Yes, you are off base. We don't care at all about the traffic ratio with 1.1.1.1.

I would be very curious to find out what the actual bandwidth looks like.

I vaguely recall a site that that shows approximate throughput for given properties but I can't remember the terms to google for to (re)find it. But 1.1.1.1 might not be listed - or the numbers might only represent valid traffic and be wildly inaccurate.

Traffic breakdowns would thus be very interesting to see (for whatever is shareable, at least - heh, you'd probably have enough fireside stories to drown multiple HNs with :) ). In the case of 1.1.1.1 I'm wondering about what percentage of traffic is coming from valid DNS clients (and I also wonder where the requests are coming from - although that's just trivia to me), versus eg nonsense from horribly misconfigured lightbulbs.
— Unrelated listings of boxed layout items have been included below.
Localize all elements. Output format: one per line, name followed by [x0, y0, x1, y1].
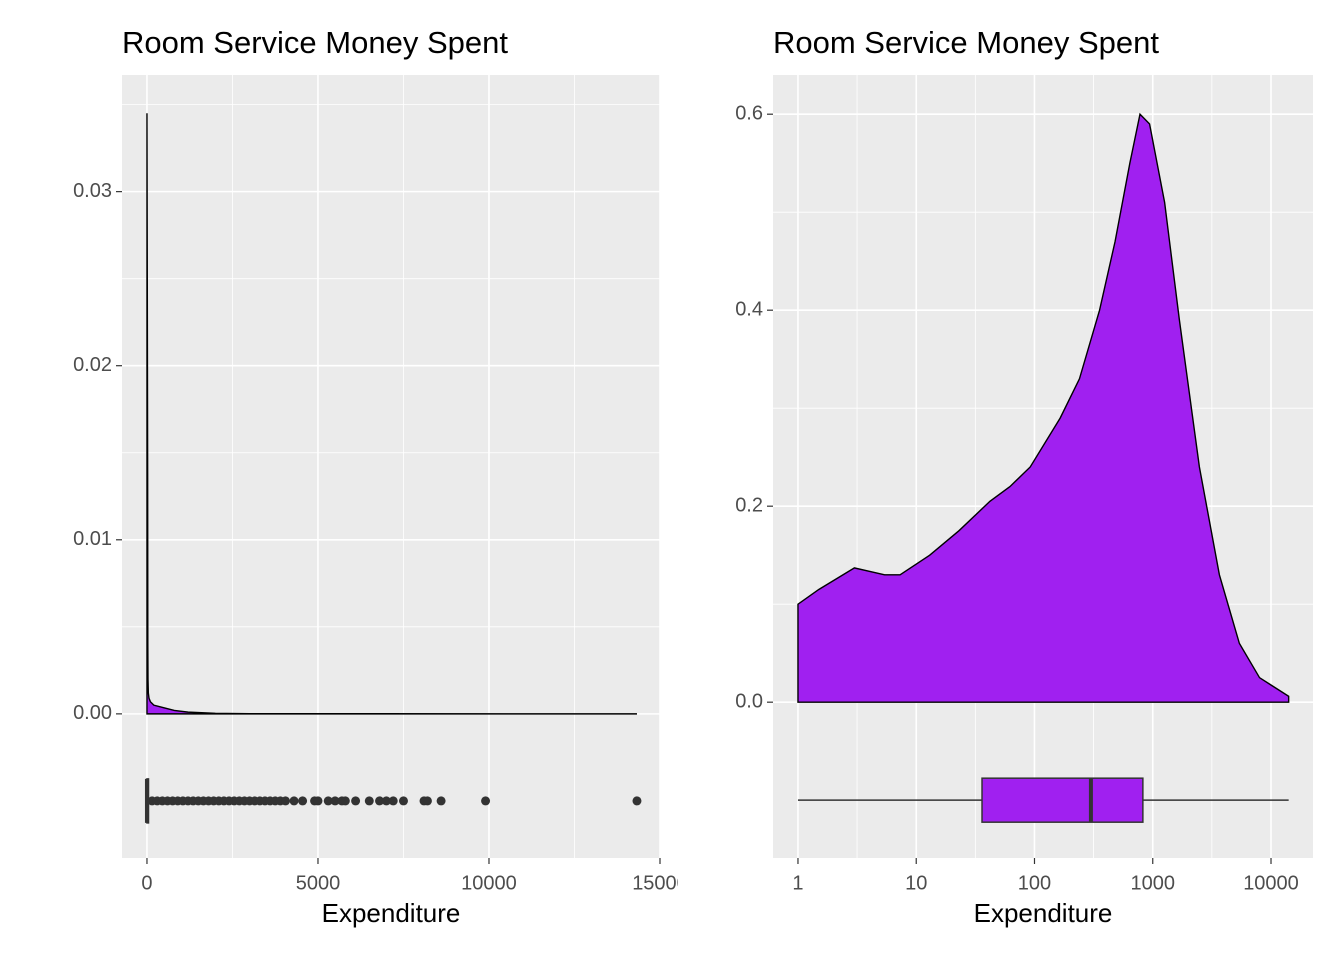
x-axis-title: Expenditure — [322, 898, 461, 928]
outlier — [330, 796, 340, 806]
y-tick-label: 0.2 — [735, 494, 763, 516]
x-tick-label: 1000 — [1130, 872, 1175, 894]
density-area — [146, 113, 637, 715]
x-tick-label: 100 — [1018, 872, 1051, 894]
outlier — [398, 796, 408, 806]
x-tick-label: 10 — [905, 872, 927, 894]
y-tick-label: 0.4 — [735, 298, 763, 320]
right-chart: 1 10 100 1000 10000 0.0 0.2 0.4 0.6 Room Service … — [735, 25, 1313, 928]
outlier — [381, 796, 391, 806]
outlier — [436, 796, 446, 806]
outlier — [351, 796, 361, 806]
y-tick-label: 0.0 — [735, 690, 763, 712]
box — [981, 777, 1144, 823]
x-tick-label: 10000 — [461, 872, 517, 894]
outlier — [289, 796, 299, 806]
outlier — [280, 796, 290, 806]
x-tick-label: 5000 — [296, 872, 341, 894]
x-tick-label: 10000 — [1243, 872, 1299, 894]
x-tick-label: 1 — [792, 872, 803, 894]
outlier — [632, 796, 642, 806]
outlier — [340, 796, 350, 806]
outlier — [364, 796, 374, 806]
outlier — [313, 796, 323, 806]
chart-title: Room Service Money Spent — [773, 25, 1159, 60]
outlier — [298, 796, 308, 806]
x-tick-label: 0 — [141, 872, 152, 894]
y-tick-label: 0.6 — [735, 102, 763, 124]
outlier — [481, 796, 491, 806]
outlier — [375, 796, 385, 806]
chart-title: Room Service Money Spent — [122, 25, 508, 60]
x-axis-title: Expenditure — [974, 898, 1113, 928]
y-tick-label: 0.00 — [73, 702, 112, 724]
y-tick-label: 0.02 — [73, 354, 112, 376]
y-tick-label: 0.03 — [73, 180, 112, 202]
outlier — [422, 796, 432, 806]
panel-background — [122, 75, 660, 858]
outlier — [388, 796, 398, 806]
density-area — [797, 112, 1290, 703]
outlier — [323, 796, 333, 806]
y-tick-label: 0.01 — [73, 528, 112, 550]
I'm 95 percent sure that every dns response is bigger than the request, so it might not help much. Although if they're getting a lot of garbage in it might be helpful.

It depends on what methodology is used to classify traffic as inbound/outbound. The large DNS response in your example counts as outbound packets, but it's part of an inbound TCP connection. I don't know how peering agreements work.

Interesting.

I would have thought that they would go with the simplest measure possible, bytes in vs bytes out.
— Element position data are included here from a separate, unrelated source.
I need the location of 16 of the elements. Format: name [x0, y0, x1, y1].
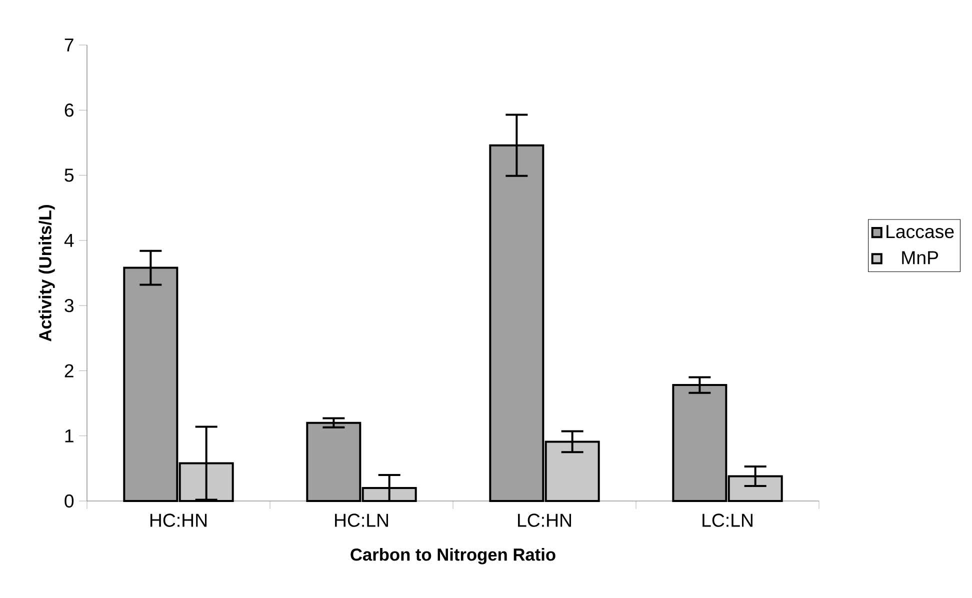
- x-tick-label: LC:LN: [702, 514, 752, 527]
- y-tick-label: 3: [64, 298, 74, 312]
- y-tick-label: 2: [64, 364, 74, 378]
- y-tick-label: 7: [64, 38, 74, 52]
- y-axis-title: Activity (Units/L): [38, 205, 55, 342]
- y-tick-label: 6: [64, 104, 74, 117]
- legend-label: Laccase: [886, 225, 954, 238]
- y-tick-label: 5: [64, 168, 74, 182]
- x-tick-label: HC:HN: [150, 514, 207, 527]
- x-tick-label: HC:LN: [335, 514, 388, 527]
- y-tick-label: 4: [64, 234, 74, 247]
- x-tick-label: LC:HN: [518, 514, 571, 527]
- y-tick-label: 0: [64, 494, 74, 508]
- y-tick-label: 1: [65, 429, 74, 442]
- legend-label: MnP: [902, 251, 938, 264]
- x-axis-title: Carbon to Nitrogen Ratio: [350, 548, 556, 564]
Pardon the ignorance, but I'm curious: why is it important for them (or anybody) to receive inbound traffic, given they offer 1.1.1.1 for free? And also what does it mean "This balance is important in deciding whether their peering is settlement free."?
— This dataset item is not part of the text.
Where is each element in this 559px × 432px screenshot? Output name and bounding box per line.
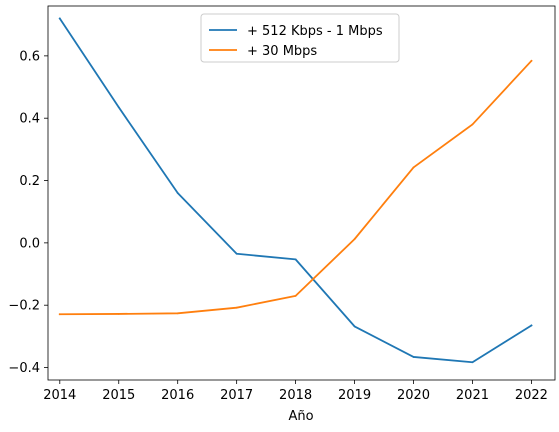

I'm not a network engineer, so take this with as much credibility as you'd give an explanation after a few beers:

Most network providers have peering agreements to handle reciprocal traffic flows. In other words, if you're Comcast, you send a shit-ton of traffic to, say, Verizon. But Verizon also sends a shit-ton of traffic to you, as well. Generally, companies will have peering agreements that express the price for which they will route traffic for other network providers, and generally if there's a lot of reciprocal traffic, the peering will be "settlement free" - in other words, neither party charges the other to route traffic. So, in the example above, you as Comcast would agree to route Verizon's traffic across your network for free as long as Verizon did the same.

Cloudflare is a CDN, which means they push a LOT of traffic out across a lot of networks, and it's likely they're not getting as much inbound traffic as they're pushing out. That makes it harder for them to negotiate settlement-free peering, since they're not providing as much reciprocal value to their partners. By owning 1.1.1.1, they can now claim any trafic sent to that IP as "inbound" to Cloudflare's networks for the sake of peering agreements. Since 1.1.1.1 gets a bunch of traffic from either misconfigured equipment or people doing silly tests, routing that traffic helps improve Cloudflare's ability to negotiate better peering agreements.

Which, honestly, is pretty clever, since most of that traffic is garbage.

Balanced inbound/outbound traffic only matters for transit networks. That is, networks which are neither the source nor destination of the traffic they carry.

Nobody expects a residential ISP or a CDN to have balanced flows at part of a settlement-free peering agreement.

Cloudflare as a CDN with a lot of peering connections likely helps reduce internal traffic for other carriers by virtue of having endpoint data sources close to the destinations of the data.